At the hut, she hung her head — politeness, averting her eyes— and said softly in Sena, “Do you want me to dance?”

But the visit to Gala had made him self-conscious, apprehensive, and he said no.

What had Gala heard? Obviously something, because the next day, around noon, a small boy appeared at Hock’s hut. Zizi had intercepted him and explained that the boy was carrying a message from Manyenga, who wanted to see him for dinner.

“I’m not hungry,” Hock said.

But that was no excuse.
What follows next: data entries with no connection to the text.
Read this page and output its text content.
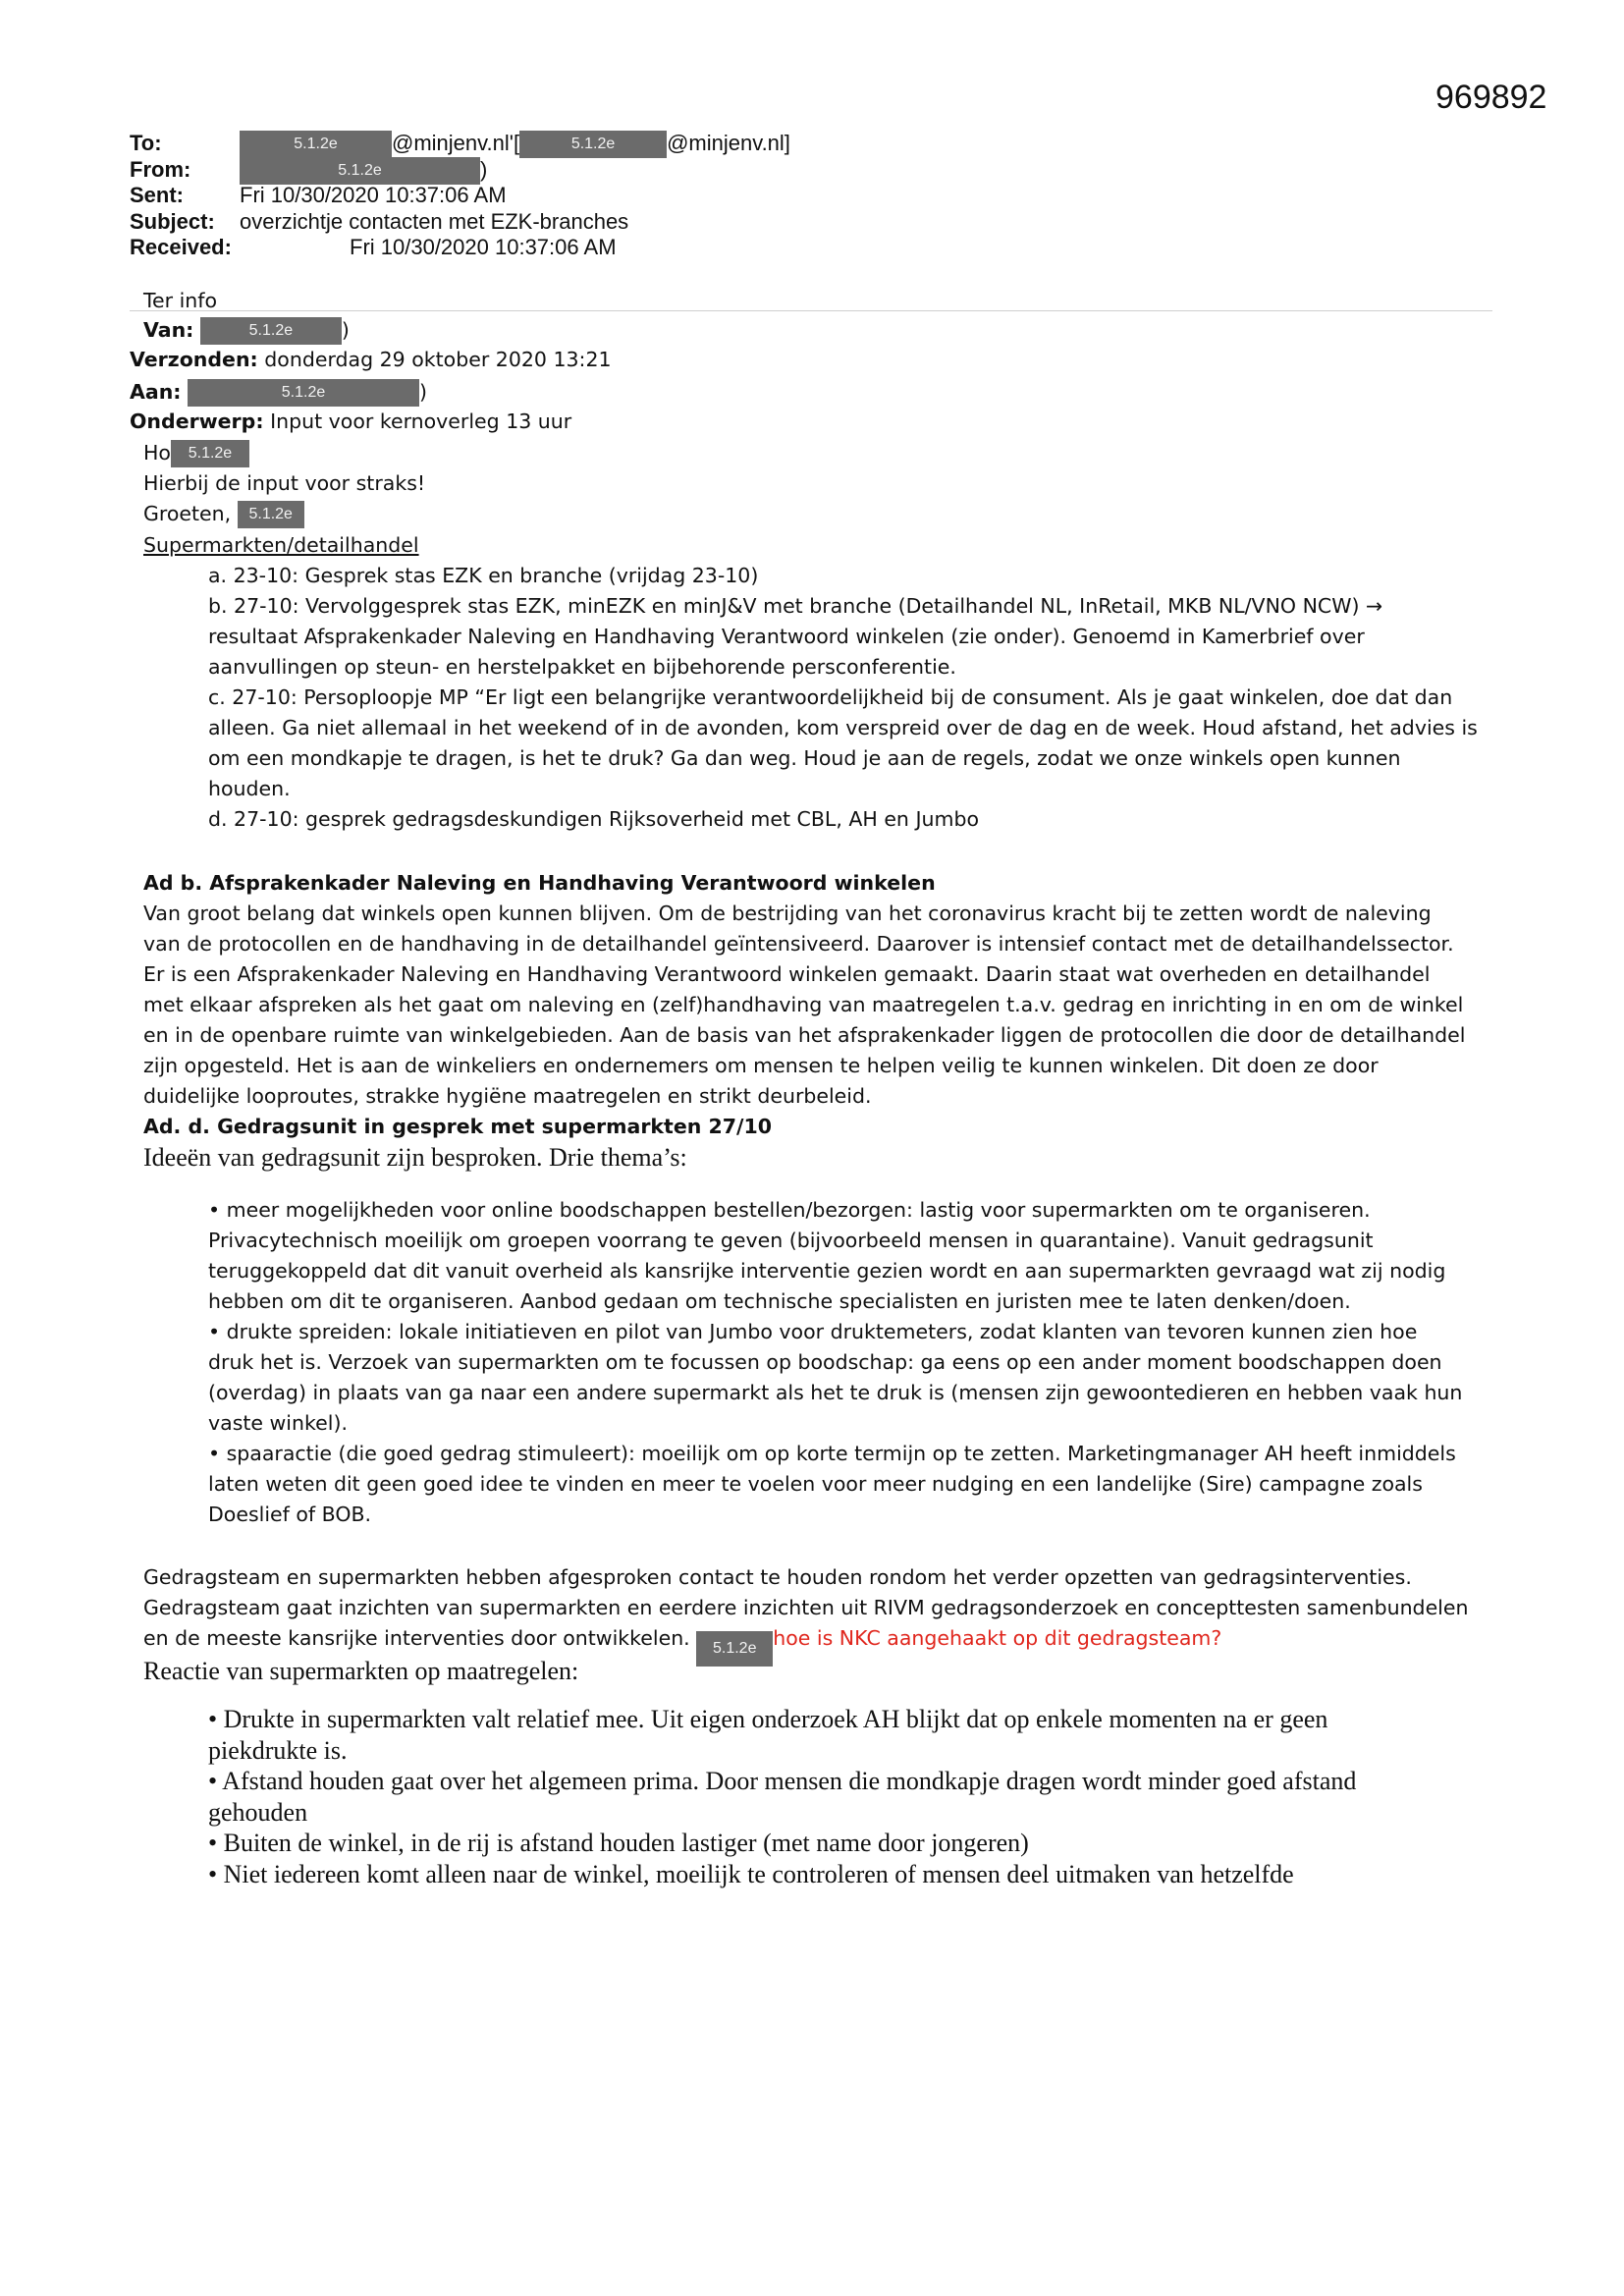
969892
To:	5.1.2e	@minjenv.nl'[	5.1.2e @minjenv.nl]
From:	5.1.2e	)
Sent:	Fri 10/30/2020 10:37:06 AM
Subject: overzichtje contacten met EZK-branches
Received:	Fri 10/30/2020 10:37:06 AM
Ter info
Van:	5.1.2e )
Verzonden: donderdag 29 oktober 2020 13:21
Aan:	5.1.2e	)
Onderwerp: Input voor kernoverleg 13 uur
Ho 5.1.2e
Hierbij de input voor straks!
Groeten, 5.1.2e
Supermarkten/detailhandel
a. 23-10: Gesprek stas EZK en branche (vrijdag 23-10)
b. 27-10: Vervolggesprek stas EZK, minEZK en minJ&V met branche (Detailhandel NL, InRetail, MKB NL/VNO NCW) →
resultaat Afsprakenkader Naleving en Handhaving Verantwoord winkelen (zie onder). Genoemd in Kamerbrief over
aanvullingen op steun- en herstelpakket en bijbehorende persconferentie.
c. 27-10: Persoploopje MP “Er ligt een belangrijke verantwoordelijkheid bij de consument. Als je gaat winkelen, doe dat dan
alleen. Ga niet allemaal in het weekend of in de avonden, kom verspreid over de dag en de week. Houd afstand, het advies is
om een mondkapje te dragen, is het te druk? Ga dan weg. Houd je aan de regels, zodat we onze winkels open kunnen
houden.
d. 27-10: gesprek gedragsdeskundigen Rijksoverheid met CBL, AH en Jumbo
Ad b. Afsprakenkader Naleving en Handhaving Verantwoord winkelen
Van groot belang dat winkels open kunnen blijven. Om de bestrijding van het coronavirus kracht bij te zetten wordt de naleving
van de protocollen en de handhaving in de detailhandel geïntensiveerd. Daarover is intensief contact met de detailhandelssector.
Er is een Afsprakenkader Naleving en Handhaving Verantwoord winkelen gemaakt. Daarin staat wat overheden en detailhandel
met elkaar afspreken als het gaat om naleving en (zelf)handhaving van maatregelen t.a.v. gedrag en inrichting in en om de winkel
en in de openbare ruimte van winkelgebieden. Aan de basis van het afsprakenkader liggen de protocollen die door de detailhandel
zijn opgesteld. Het is aan de winkeliers en ondernemers om mensen te helpen veilig te kunnen winkelen. Dit doen ze door
duidelijke looproutes, strakke hygiëne maatregelen en strikt deurbeleid.
Ad. d. Gedragsunit in gesprek met supermarkten 27/10
Ideeën van gedragsunit zijn besproken. Drie thema’s:
• meer mogelijkheden voor online boodschappen bestellen/bezorgen: lastig voor supermarkten om te organiseren.
Privacytechnisch moeilijk om groepen voorrang te geven (bijvoorbeeld mensen in quarantaine). Vanuit gedragsunit
teruggekoppeld dat dit vanuit overheid als kansrijke interventie gezien wordt en aan supermarkten gevraagd wat zij nodig
hebben om dit te organiseren. Aanbod gedaan om technische specialisten en juristen mee te laten denken/doen.
• drukte spreiden: lokale initiatieven en pilot van Jumbo voor druktemeters, zodat klanten van tevoren kunnen zien hoe
druk het is. Verzoek van supermarkten om te focussen op boodschap: ga eens op een ander moment boodschappen doen
(overdag) in plaats van ga naar een andere supermarkt als het te druk is (mensen zijn gewoontedieren en hebben vaak hun
vaste winkel).
• spaaractie (die goed gedrag stimuleert): moeilijk om op korte termijn op te zetten. Marketingmanager AH heeft inmiddels
laten weten dit geen goed idee te vinden en meer te voelen voor meer nudging en een landelijke (Sire) campagne zoals
Doeslief of BOB.
Gedragsteam en supermarkten hebben afgesproken contact te houden rondom het verder opzetten van gedragsinterventies.
Gedragsteam gaat inzichten van supermarkten en eerdere inzichten uit RIVM gedragsonderzoek en concepttesten samenbundelen
en de meeste kansrijke interventies door ontwikkelen. 5.1.2e hoe is NKC aangehaakt op dit gedragsteam?
Reactie van supermarkten op maatregelen:
• Drukte in supermarkten valt relatief mee. Uit eigen onderzoek AH blijkt dat op enkele momenten na er geen
piekdrukte is.
• Afstand houden gaat over het algemeen prima. Door mensen die mondkapje dragen wordt minder goed afstand
gehouden
• Buiten de winkel, in de rij is afstand houden lastiger (met name door jongeren)
• Niet iedereen komt alleen naar de winkel, moeilijk te controleren of mensen deel uitmaken van hetzelfde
Food that was offered had to be accepted, even if the person had already eaten.

“Some boys have come,” Zizi said.

“Which boys?”

“They are from the other side,” she said, meaning the Mozambique border.

“How do you know?”

“People talk.”

People talked, but not to him, and that was the worst of it, that he lived in the village and all the while life continued apart from him. The talk did not reach him, or if it did, he did not understand. He was not only a mzungu, but a ghost, an ignorant ghost, existing outside of everything, merely watching, seeing only the surface of things, listening but missing most of what was said, not understanding the shouts or the drumbeats. At other times he was like a pet cringing in the doorway, a creature they kept to be stroked and murmured to, another species, captive and dumb and looking for a smile. He had been reduced to that. And the money was gone, so what was he worth?

Later in the afternoon, nearing Manyenga’s compound, he recognized the boys at once — the brothers, in their sunglasses, the one with the cap lettered Dynamo Dresden. And as before, he was struck by how American they looked in their T-shirts, sneakers, and shorts, not the castoff clothes distributed by a charity like the Agency, but new clothes that gave the boys a street style Hock recognized from Medford. They were the sweatshop products that had undone his business. Who would wear a button-down shirt and flannel slacks and a blazer if he could get away with a Chinese T-shirt and Chinese sneakers? He looked resentfully at the boys, thinking, China clothes the whole world!